C’est sans doute une nouvelle révolution militaire que prépare l’emploi massif et diversifié de robots militaires, en précurseurs, attaquants ou valets d’armes. Cette dynamique qui gagne tous les terrains du combat aéroterrestre comme aéromaritime sera plus difficile à développer dans le combat à terre. C’est à un nouveau paradigme qu’il faut se préparer, qui pourrait devenir le principe organisateur de la bataille future.
Robotisation et révolution dans les affaires militaires
Robotization and Revolution in Military Affairs
Indubitably, there is a new military revolution regarding the massive employment and diversification of military robots, as precursors, attackers, or carriers of weapons. This dynamic, which rules all terrains of aero-terrestrial or aero-marine combat, will be the most difficult to develop in terms of ground combat. This is a new paradigm that one must prepare for, and could become the principle organizer of all future battles.
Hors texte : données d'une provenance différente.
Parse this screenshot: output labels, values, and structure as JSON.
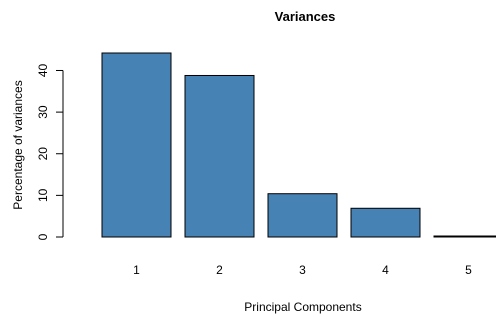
{
  "chart_data": {
    "type": "bar",
    "title": "Variances",
    "xlabel": "Principal Components",
    "ylabel": "Percentage of variances",
    "categories": [
      "1",
      "2",
      "3",
      "4",
      "5"
    ],
    "values": [
      44.2,
      38.8,
      10.4,
      6.9,
      0.1
    ],
    "ylim": [
      0,
      44.2
    ],
    "yticks": [
      "0",
      "10",
      "20",
      "30",
      "40"
    ],
    "bar_color": "#4682B4",
    "grid": false,
    "legend": "none"
  }
}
Afghanistan, Irak, Libye, mais aussi le Moyen-Orient avec la guerre spasmodique entre Tsahal et le Hezbollah et le Hamas, jouent le rôle de laboratoires militaires où s’observent certains des traits des guerres futures. Or la robotisation, si l’on entend par là la généralisation de l’emploi de robots dans l’espace de bataille, est l’un de ces traits marquants. Ainsi la robotique terrestre opérationnelle a quasiment l’Irak comme berceau. Ailé, chenillé ou roulant, le robot semble déjà devenu pour l’armée américaine – celle qui depuis plusieurs décennies représente l’aile marchante de la modernisation militaire dans le monde – un compagnon habituel. Bien inséré dans les processus tactiques, il est présent à tous les degrés de l’échelle technologique, du rustique/robuste/consommable au bijou technologique type Global Hawk, héritier des U2 et autres SR 71. Dans les chiffres se lit l’ampleur de la mutation. Selon un récent rapport du Congrès cité par la revue Wired, l’US Air Force détiendrait actuellement 7 500 drones. 40 % des aéronefs de l’armée américaine seraient des drones, leur nombre a été multiplié par 40 entre 2002 et 2010. L’objectif d’une robotisation au tiers des moyens aériens du pays fixé (en 2005 à un horizon 2015) par le Congrès semble donc avoir été atteint en avance de phase.
La robotisation de l’espace de bataille nous promet-elle une nouvelle « révolution dans les affaires militaires » ? L’universitaire américain Peter Singer semble le croire avec son ouvrage Wired for War (1). Proposons notre propre réponse sans tomber dans le mécanisme de la conception américaine, qui tend à faire des phénomènes militaires, qui sont des phénomènes sociaux, un simple appendice des mutations techniques. Si la robotisation devait être porteuse d’une révolution dans les affaires, c’est qu’elle entraînerait des mutations significatives dans les trois domaines suivants : les rapports entre puissance offensive et défensive, et la nature des équilibres stratégiques ; le rapport de l’homme au combat, les doctrines tactiques et l’art opérationnel ; le rapport entre la population et les systèmes de défense.
Freins et accélérateurs
Avant d’aborder cette problématique, on répondra à une légitime interrogation préalable : le robot ne fait-il pas qu’une apparition éphémère, quoique spectaculaire, sur la scène de la guerre ? Son récent essor n’est-il pas lié au contexte particulier de deux conflits de contre-insurrection atypiques, l’Irak et l’Afghanistan ? Ne va-t-on pas voir rapidement se dégonfler une « bulle robotique » ? L’examen des tendances lourdes de la robotisation fournit des éléments de réponse.